The film – called Fair Fight in the Marketplace – is an example
of a public policy organization making a difficult regulatory issue easier to
understand, while at the same time persuading the audience to its way of
thinking. Predictably, AAI’s film touts the theoretical aspirations of antitrust policy, and leaves out the messes that are often created by antitrust regulation.

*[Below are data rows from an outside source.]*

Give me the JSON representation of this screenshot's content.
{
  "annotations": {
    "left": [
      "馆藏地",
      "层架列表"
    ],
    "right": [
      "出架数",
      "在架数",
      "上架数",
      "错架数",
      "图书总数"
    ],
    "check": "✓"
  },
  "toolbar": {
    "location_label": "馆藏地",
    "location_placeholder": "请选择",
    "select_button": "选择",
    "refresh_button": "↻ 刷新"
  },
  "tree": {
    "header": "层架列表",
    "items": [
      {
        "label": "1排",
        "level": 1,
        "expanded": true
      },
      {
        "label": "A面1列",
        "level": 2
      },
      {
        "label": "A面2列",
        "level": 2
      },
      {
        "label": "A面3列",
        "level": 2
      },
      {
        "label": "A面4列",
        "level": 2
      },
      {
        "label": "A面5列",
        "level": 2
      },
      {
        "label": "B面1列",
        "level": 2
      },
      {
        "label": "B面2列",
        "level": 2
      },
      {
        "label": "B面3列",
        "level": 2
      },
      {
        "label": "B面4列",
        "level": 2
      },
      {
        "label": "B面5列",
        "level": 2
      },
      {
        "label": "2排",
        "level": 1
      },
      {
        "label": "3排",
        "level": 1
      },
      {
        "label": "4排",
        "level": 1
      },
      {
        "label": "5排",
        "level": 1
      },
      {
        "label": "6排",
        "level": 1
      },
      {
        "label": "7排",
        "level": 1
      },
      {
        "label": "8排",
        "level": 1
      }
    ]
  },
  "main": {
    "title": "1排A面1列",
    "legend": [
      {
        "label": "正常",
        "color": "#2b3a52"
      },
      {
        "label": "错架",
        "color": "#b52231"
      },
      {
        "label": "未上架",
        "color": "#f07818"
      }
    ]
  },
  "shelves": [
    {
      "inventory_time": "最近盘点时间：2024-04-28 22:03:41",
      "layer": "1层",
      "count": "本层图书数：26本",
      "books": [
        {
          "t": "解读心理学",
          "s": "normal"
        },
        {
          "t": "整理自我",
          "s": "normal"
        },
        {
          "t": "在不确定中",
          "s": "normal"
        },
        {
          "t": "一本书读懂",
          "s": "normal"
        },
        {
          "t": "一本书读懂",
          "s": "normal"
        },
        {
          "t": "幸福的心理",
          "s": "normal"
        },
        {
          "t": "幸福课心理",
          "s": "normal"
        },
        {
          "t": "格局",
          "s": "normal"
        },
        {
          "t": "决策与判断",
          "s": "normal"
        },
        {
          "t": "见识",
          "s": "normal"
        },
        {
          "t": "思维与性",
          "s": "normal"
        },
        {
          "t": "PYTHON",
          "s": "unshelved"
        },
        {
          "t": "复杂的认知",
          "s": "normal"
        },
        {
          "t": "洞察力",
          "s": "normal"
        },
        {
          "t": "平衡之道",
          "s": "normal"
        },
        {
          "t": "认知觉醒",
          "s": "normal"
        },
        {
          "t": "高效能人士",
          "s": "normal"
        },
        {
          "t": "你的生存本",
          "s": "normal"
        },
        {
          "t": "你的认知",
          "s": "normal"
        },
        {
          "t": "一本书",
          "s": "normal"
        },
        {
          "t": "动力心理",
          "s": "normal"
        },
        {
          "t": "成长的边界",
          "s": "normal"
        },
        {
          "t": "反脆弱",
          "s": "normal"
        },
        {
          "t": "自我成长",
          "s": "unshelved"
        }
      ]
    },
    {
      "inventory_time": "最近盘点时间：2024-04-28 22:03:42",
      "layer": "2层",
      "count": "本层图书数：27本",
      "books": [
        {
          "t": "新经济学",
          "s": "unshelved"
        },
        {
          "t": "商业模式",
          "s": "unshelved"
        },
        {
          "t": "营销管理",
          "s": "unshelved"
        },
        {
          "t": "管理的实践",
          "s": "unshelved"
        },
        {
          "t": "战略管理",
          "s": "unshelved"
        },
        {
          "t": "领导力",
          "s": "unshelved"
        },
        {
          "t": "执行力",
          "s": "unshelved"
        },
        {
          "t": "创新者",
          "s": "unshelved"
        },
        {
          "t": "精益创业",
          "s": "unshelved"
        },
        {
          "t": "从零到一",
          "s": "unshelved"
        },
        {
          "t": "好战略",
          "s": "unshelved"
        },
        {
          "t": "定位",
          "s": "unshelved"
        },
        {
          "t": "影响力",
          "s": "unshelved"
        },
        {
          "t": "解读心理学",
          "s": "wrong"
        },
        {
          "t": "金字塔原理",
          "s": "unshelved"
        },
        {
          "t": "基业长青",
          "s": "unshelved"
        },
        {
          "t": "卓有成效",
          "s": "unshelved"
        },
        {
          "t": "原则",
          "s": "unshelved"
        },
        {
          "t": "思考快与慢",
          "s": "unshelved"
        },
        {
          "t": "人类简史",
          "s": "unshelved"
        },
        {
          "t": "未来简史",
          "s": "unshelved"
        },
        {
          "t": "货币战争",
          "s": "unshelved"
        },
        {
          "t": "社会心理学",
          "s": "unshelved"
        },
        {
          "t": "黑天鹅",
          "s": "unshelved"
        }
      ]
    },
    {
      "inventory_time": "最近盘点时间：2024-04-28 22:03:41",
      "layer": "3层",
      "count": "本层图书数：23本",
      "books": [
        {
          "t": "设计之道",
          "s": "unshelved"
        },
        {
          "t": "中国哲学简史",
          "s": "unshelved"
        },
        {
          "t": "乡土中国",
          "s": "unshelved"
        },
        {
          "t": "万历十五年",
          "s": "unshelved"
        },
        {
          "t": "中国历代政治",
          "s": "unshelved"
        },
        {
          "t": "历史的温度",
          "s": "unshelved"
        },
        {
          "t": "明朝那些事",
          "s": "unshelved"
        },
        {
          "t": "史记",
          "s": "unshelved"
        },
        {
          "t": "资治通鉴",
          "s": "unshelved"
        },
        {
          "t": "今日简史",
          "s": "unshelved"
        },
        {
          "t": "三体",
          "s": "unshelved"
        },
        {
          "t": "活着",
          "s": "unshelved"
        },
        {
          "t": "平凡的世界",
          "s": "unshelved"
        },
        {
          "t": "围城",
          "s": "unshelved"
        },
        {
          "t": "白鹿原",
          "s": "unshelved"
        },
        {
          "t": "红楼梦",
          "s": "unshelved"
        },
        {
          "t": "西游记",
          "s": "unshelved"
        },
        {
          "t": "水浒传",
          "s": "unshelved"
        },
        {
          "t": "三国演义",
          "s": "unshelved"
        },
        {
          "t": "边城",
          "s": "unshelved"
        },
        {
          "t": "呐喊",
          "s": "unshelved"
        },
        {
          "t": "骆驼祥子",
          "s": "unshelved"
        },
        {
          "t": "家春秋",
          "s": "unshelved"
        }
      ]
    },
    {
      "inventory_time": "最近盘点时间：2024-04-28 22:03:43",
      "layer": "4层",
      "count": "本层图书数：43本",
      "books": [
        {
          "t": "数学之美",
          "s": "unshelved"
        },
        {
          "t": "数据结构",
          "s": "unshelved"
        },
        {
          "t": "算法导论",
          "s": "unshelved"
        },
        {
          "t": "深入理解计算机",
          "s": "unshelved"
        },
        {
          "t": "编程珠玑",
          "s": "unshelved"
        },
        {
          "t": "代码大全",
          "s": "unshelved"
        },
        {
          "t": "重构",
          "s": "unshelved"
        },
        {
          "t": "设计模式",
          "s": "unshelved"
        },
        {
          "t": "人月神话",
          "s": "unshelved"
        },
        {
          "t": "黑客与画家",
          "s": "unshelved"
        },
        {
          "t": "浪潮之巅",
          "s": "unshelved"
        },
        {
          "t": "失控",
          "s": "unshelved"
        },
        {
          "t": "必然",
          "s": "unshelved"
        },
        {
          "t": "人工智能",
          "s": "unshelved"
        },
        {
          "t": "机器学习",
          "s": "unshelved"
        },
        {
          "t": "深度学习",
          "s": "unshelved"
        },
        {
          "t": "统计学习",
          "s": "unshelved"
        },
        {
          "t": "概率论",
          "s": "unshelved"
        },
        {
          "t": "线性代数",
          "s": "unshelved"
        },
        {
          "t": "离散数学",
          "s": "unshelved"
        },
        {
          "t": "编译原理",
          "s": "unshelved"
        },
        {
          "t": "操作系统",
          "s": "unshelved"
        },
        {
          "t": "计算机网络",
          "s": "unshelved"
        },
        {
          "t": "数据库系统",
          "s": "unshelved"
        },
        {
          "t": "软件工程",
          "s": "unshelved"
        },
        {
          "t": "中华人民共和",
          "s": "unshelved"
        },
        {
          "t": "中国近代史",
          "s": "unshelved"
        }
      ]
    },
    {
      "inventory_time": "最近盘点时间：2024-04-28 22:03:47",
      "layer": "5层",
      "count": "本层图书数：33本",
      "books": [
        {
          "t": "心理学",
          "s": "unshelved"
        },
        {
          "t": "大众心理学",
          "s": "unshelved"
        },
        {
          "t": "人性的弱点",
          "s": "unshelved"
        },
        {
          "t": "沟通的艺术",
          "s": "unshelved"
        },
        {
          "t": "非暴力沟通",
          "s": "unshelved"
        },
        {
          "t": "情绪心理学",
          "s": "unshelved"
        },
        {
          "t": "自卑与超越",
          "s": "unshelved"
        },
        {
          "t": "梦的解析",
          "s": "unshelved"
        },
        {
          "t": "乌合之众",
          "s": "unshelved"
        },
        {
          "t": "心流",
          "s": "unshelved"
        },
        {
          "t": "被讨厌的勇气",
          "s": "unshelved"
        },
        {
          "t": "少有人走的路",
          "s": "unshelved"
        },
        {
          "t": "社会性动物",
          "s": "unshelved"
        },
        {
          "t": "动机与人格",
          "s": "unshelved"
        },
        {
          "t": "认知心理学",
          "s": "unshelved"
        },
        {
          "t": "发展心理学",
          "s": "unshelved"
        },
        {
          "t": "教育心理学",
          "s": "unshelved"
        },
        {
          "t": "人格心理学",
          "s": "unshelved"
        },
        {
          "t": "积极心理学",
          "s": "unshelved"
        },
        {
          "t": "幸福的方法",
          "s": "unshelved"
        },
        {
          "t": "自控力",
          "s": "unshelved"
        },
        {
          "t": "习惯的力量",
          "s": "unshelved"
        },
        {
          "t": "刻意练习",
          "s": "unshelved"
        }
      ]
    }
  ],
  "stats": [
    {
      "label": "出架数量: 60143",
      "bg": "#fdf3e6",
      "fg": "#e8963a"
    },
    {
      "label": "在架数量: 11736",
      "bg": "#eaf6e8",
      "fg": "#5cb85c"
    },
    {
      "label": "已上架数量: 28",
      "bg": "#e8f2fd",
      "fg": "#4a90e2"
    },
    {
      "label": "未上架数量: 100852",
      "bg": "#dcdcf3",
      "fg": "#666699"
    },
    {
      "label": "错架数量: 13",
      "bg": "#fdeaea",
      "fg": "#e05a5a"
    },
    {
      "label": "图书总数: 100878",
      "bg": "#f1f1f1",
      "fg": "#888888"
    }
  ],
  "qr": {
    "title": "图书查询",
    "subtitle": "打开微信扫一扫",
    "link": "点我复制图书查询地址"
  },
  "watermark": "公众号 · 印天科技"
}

The movie starts from a premise that antitrust law actually works for consumers. However, most believers in free markets find that reality doesn’t match this assessment. While the ideals of antitrust regulation might be
appealing, its reduction to practice has been a costly endeavor. Milton Friedman
had this to say about antitrust in a Cato Policy Report:
My own views about the antitrust
laws have changed greatly over time. When I started in this business, as a
believer in competition, I was a great supporter of antitrust laws; I thought
enforcing them was one of the few desirable things that the government could do
to promote more competition. But as I watched what actually happened, I saw
that, instead of promoting competition, antitrust laws tended to do exactly the
opposite, because they tended, like so many government activities, to be taken
over by the people they were supposed to regulate and control. And so over time
I have gradually come to the conclusion that antitrust laws do far more harm
than good and that we would be better off if we didn’t have them at all, if we
could get rid of them.
In a classic 1983 article in
Regulation magazine, Fred Smith, President of the Competitive Enterprise
Institute, has this to say in "Why Not Abolish
Antitrust?":
Antitrust laws, in their static way,
ban activities for which officials and scholars have not yet discovered the
rationale; markets are more dynamic than that.
One can go on and on about antitrust
regulation. But the main point is this: way too many people place too much faith
in the antitrust dogma without measuring its real results. Like any form of
economic regulation, there needs to be a cost/benefit analysis. It’s fair to say
that antitrust regulation has costs that exceed its
benefits. Too bad "Fair Fight" left out this fair criticism.